Asymmetric Actor Critic for Image-Based Robot Learning (1710.06542v1)

Abstract: Deep reinforcement learning (RL) has proven a powerful technique in many sequential decision making domains. However, Robotics poses many challenges for RL, most notably training on a physical system can be expensive and dangerous, which has sparked significant interest in learning control policies using a physics simulator. While several recent works have shown promising results in transferring policies trained in simulation to the real world, they often do not fully utilize the advantage of working with a simulator. In this work, we exploit the full state observability in the simulator to train better policies which take as input only partial observations (RGBD images). We do this by employing an actor-critic training algorithm in which the critic is trained on full states while the actor (or policy) gets rendered images as input. We show experimentally on a range of simulated tasks that using these asymmetric inputs significantly improves performance. Finally, we combine this method with domain randomization and show real robot experiments for several tasks like picking, pushing, and moving a block. We achieve this simulation to real world transfer without training on any real world data.

• The paper introduces an asymmetric actor-critic framework that exploits full state observability during training to enhance vision-based robot control.
• It demonstrates significant performance gains using domain randomization and bottleneck layers for tasks such as object picking and pushing.
• The study achieves effective simulation-to-real transfer without additional real-world data, outperforming methods like behavior cloning via DAgger.

Asymmetric Actor Critic for Image-Based Robot Learning: A Technical Summary

The paper presents a novel approach to deep reinforcement learning (RL) in robotics by introducing an asymmetric actor-critic framework. The research addresses the long-standing challenges in robotic learning, particularly the impracticalities of training directly on physical systems due to safety and cost concerns, by leveraging physics simulators. Despite recent advancements in transferring policies from simulators to real-world robots, this paper identifies an opportunity to improve performance by optimally utilizing the full state observability available in simulators.

Methodology

The proposed framework employs an actor-critic algorithm that utilizes asymmetric inputs, where the actor network is trained with partial observations (compressed into RGBD images), while the critic is provided with full state data from the simulator. This design exploits the computational advantages of having full state information during training, enhancing the critic's ability to generate effective feedback for updating the actor. During deployment, the actor functions independently and relies solely on vision-based inputs.

To facilitate real-world applicability, the method incorporates domain randomization—a process of varying the simulator's textures, lighting, and camera positions to improve the robustness of the trained policy against discrepancies between the simulated and real environments. The research applies this methodology to several robotic tasks, including object picking, pushing, and block manipulation, demonstrating a successful simulation-to-reality transfer without requiring real-world data for additional training.

Results and Comparisons

Experimental results show substantial improvements in performance across different tasks using this asymmetric setup as compared to traditional symmetric actor-critic models. Notably, in tasks like Fetch Pick, asymmetric HER (Hindsight Experience Replay) outperformed symmetric approaches, indicating the practical advantage of the proposed method's exploitation of full state observability during training.

Moreover, the integration of bottleneck layers further accelerated the training process. These layers serve as auxiliary tasks allowing the network to predict full states from the observations, thereby expediting the learning of more complex manipulation behaviors.

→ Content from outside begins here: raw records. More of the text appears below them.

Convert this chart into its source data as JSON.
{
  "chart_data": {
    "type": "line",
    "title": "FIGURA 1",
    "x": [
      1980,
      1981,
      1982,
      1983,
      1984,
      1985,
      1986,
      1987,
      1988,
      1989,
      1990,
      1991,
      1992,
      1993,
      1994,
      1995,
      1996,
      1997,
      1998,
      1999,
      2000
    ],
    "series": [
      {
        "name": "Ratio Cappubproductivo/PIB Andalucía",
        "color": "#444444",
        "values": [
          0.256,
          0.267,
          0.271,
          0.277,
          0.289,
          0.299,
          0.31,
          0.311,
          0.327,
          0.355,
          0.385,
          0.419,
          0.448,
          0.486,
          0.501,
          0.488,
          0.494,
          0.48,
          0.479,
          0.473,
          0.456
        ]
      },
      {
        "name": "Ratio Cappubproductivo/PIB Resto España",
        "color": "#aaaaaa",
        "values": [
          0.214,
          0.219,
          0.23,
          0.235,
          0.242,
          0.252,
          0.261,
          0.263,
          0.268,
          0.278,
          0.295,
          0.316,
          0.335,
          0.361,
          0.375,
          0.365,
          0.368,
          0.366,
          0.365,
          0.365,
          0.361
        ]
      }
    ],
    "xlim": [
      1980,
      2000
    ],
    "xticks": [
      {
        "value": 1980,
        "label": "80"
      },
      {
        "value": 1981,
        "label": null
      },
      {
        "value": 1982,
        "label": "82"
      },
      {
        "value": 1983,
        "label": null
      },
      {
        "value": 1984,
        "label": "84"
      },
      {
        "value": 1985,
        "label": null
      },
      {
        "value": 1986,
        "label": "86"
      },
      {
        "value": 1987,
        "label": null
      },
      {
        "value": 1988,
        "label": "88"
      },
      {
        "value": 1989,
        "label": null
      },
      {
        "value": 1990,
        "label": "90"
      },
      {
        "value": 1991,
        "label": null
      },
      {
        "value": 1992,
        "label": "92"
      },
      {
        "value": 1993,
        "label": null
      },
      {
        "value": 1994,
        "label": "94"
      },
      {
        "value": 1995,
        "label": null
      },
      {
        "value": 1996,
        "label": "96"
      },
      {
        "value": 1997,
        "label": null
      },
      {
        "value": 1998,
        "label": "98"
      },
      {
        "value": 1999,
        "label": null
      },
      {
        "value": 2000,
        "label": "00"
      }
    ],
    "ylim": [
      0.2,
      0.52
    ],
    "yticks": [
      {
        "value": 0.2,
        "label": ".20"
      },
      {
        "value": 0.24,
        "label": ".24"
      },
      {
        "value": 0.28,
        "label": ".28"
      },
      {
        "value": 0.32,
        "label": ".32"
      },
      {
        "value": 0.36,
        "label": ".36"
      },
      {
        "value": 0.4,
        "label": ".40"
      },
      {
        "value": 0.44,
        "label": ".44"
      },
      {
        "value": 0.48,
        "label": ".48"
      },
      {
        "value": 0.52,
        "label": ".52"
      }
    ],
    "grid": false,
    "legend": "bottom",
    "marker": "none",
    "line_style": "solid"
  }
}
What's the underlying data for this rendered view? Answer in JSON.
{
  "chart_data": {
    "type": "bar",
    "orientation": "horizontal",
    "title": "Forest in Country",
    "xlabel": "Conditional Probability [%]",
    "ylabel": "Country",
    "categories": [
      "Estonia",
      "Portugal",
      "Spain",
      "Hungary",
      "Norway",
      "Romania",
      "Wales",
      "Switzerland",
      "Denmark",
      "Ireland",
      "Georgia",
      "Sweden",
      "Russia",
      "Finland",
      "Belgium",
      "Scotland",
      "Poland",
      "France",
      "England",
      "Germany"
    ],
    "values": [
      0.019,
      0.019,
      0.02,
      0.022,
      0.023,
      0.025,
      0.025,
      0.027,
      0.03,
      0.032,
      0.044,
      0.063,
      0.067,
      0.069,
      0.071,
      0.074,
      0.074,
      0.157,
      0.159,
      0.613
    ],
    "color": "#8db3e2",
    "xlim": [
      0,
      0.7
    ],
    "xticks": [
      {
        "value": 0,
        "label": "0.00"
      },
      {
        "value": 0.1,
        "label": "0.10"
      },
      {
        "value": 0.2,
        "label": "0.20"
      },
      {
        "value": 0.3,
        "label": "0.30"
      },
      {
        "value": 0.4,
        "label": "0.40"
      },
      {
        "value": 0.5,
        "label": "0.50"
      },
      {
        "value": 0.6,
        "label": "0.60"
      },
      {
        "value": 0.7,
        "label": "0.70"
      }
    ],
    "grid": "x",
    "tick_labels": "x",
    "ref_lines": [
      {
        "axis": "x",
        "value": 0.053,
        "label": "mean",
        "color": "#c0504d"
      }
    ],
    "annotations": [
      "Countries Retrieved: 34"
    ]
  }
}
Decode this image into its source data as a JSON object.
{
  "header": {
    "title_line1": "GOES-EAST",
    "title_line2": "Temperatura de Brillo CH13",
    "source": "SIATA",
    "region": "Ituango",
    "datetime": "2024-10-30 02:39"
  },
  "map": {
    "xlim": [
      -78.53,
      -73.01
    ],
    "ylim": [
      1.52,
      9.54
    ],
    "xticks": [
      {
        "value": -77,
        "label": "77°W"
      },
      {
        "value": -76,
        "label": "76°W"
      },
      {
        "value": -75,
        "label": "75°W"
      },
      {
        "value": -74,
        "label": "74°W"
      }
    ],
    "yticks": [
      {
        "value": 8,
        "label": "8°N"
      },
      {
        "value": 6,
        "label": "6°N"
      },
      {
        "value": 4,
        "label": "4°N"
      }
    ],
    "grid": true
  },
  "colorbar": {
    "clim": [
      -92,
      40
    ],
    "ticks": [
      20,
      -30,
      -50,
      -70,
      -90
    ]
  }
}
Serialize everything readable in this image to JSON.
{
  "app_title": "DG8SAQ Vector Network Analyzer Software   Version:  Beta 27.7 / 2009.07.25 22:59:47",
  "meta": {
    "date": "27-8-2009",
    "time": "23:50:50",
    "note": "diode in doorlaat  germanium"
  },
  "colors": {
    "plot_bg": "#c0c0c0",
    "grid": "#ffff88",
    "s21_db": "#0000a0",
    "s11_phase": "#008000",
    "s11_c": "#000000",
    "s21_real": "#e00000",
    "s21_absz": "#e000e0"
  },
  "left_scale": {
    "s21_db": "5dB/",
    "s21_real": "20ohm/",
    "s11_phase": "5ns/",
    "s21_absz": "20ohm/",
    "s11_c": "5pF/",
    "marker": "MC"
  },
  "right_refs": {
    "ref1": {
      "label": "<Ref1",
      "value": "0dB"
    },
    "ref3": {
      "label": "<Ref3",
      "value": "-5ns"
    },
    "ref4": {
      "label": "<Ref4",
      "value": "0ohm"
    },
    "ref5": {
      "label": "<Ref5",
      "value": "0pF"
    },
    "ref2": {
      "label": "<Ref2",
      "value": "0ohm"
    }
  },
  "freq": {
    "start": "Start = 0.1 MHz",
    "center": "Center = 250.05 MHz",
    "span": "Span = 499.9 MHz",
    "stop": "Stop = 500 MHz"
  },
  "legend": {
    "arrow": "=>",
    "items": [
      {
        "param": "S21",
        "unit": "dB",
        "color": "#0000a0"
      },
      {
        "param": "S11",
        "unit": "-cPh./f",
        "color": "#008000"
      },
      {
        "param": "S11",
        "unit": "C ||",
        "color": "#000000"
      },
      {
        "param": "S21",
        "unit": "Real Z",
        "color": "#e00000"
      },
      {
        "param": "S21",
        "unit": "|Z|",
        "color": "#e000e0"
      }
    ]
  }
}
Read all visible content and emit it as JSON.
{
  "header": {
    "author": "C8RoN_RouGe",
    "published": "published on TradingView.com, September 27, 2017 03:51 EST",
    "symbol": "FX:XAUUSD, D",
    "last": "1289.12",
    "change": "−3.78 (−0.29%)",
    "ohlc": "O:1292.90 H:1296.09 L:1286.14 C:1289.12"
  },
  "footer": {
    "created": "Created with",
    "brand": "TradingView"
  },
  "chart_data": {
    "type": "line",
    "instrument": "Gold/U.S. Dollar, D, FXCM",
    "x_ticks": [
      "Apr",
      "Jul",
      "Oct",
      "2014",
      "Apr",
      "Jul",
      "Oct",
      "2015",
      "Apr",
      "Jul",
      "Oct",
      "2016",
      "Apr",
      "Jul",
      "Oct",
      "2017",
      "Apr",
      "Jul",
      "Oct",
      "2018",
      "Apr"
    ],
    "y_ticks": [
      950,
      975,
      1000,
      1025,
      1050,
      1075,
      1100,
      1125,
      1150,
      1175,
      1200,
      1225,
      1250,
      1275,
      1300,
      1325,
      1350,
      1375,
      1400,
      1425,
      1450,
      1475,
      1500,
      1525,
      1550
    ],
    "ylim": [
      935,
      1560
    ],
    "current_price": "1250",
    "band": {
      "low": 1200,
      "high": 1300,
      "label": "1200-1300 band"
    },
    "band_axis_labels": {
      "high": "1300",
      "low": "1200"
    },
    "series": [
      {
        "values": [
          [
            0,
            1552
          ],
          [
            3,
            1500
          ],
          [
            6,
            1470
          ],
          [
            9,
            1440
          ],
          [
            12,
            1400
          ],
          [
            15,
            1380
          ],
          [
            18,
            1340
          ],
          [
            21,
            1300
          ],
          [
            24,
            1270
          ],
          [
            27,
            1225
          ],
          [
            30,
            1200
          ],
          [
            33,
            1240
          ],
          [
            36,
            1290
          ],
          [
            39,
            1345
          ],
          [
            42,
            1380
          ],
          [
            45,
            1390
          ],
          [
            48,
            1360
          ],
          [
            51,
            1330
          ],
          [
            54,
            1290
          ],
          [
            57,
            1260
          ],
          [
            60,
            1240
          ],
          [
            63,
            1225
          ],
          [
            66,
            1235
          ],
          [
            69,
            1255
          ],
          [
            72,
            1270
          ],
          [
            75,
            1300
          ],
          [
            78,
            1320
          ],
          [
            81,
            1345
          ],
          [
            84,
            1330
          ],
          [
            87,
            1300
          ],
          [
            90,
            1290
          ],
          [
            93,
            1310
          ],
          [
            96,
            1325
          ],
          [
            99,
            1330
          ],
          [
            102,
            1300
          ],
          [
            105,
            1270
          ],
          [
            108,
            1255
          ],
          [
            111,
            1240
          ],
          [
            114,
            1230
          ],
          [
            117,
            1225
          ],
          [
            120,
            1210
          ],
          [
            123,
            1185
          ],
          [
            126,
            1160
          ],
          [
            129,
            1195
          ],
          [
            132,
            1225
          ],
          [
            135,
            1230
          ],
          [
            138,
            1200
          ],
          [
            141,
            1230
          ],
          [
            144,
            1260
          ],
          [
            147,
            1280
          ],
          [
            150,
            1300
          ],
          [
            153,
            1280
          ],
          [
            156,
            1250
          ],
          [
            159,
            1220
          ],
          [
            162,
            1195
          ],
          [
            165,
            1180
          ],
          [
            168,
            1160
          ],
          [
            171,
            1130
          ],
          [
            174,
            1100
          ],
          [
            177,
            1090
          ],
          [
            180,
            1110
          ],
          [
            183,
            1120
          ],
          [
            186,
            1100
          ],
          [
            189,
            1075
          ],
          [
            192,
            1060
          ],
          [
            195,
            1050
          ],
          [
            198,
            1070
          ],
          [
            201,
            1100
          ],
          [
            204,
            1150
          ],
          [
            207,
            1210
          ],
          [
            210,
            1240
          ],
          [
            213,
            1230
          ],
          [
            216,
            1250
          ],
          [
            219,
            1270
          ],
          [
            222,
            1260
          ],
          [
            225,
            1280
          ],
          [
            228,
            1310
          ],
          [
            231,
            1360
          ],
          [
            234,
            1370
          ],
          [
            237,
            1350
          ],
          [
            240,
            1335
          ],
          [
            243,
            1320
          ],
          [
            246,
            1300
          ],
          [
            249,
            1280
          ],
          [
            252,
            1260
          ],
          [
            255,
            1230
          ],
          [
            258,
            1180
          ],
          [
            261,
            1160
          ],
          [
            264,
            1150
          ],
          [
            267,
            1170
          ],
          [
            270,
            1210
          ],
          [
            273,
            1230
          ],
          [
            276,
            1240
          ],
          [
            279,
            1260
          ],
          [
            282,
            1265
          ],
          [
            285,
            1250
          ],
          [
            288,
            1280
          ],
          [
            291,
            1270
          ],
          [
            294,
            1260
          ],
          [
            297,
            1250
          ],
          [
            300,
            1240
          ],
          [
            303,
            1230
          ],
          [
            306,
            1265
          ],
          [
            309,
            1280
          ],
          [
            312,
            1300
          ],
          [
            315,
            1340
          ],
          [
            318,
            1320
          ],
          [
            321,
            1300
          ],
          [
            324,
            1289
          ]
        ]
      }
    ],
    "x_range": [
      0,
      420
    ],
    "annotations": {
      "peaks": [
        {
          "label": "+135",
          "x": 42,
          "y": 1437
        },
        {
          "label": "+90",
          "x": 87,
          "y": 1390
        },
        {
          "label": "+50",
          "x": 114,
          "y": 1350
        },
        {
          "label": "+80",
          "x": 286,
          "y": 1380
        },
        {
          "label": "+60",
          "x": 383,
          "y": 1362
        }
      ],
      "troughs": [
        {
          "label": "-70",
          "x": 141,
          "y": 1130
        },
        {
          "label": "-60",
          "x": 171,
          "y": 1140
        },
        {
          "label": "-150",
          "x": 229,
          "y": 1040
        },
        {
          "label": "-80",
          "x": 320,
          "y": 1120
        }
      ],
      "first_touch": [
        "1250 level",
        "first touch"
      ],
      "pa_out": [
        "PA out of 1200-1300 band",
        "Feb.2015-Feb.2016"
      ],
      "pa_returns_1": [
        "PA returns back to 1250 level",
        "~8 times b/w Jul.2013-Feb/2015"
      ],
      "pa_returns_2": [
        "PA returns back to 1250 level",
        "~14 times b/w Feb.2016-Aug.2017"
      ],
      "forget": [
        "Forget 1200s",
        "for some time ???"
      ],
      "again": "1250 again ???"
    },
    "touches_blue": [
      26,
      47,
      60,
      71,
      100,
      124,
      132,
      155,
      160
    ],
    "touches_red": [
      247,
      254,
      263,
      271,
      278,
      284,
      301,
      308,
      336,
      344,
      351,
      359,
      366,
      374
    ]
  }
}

Interestingly, the paper conducted a comparative analysis with behavior cloning via DAgger—a supervised learning approach leveraging expert demonstrations. Although DAgger allowed for rapid initial learning, it plateaued at suboptimal performance levels compared to asymmetric HER, underscoring the efficiency and effectiveness of the unsupervised learning approach in long-term policy refinement.

Practical Implications and Future Directions

The implications of this research are significant for the development of robust, vision-based robotic control policies without the need for real-world data collection—an often prohibitive and resource-intensive endeavor. By facilitating effective policy transfer from simulation to real robots, this paper contributes valuable insights to the field of robotic learning and control.

The paper also opens avenues for future research in enhancing domain randomization techniques, exploring additional asymmetric input combinations, and applying the proposed framework to more diverse and challenging real-world tasks. Furthermore, adapting the strategy to integrate continual learning concepts where the actor can incrementally improve with real-world feedback could be a fruitful direction, enhancing the applicability of this framework to dynamic environments.

In summary, this paper presents a methodological advancement in deep RL for robotics, offering a practical solution to the challenges of real-world policy deployment through strategic utilization of simulator advantages, asymmetric training paradigms, and robust domain adaptation techniques.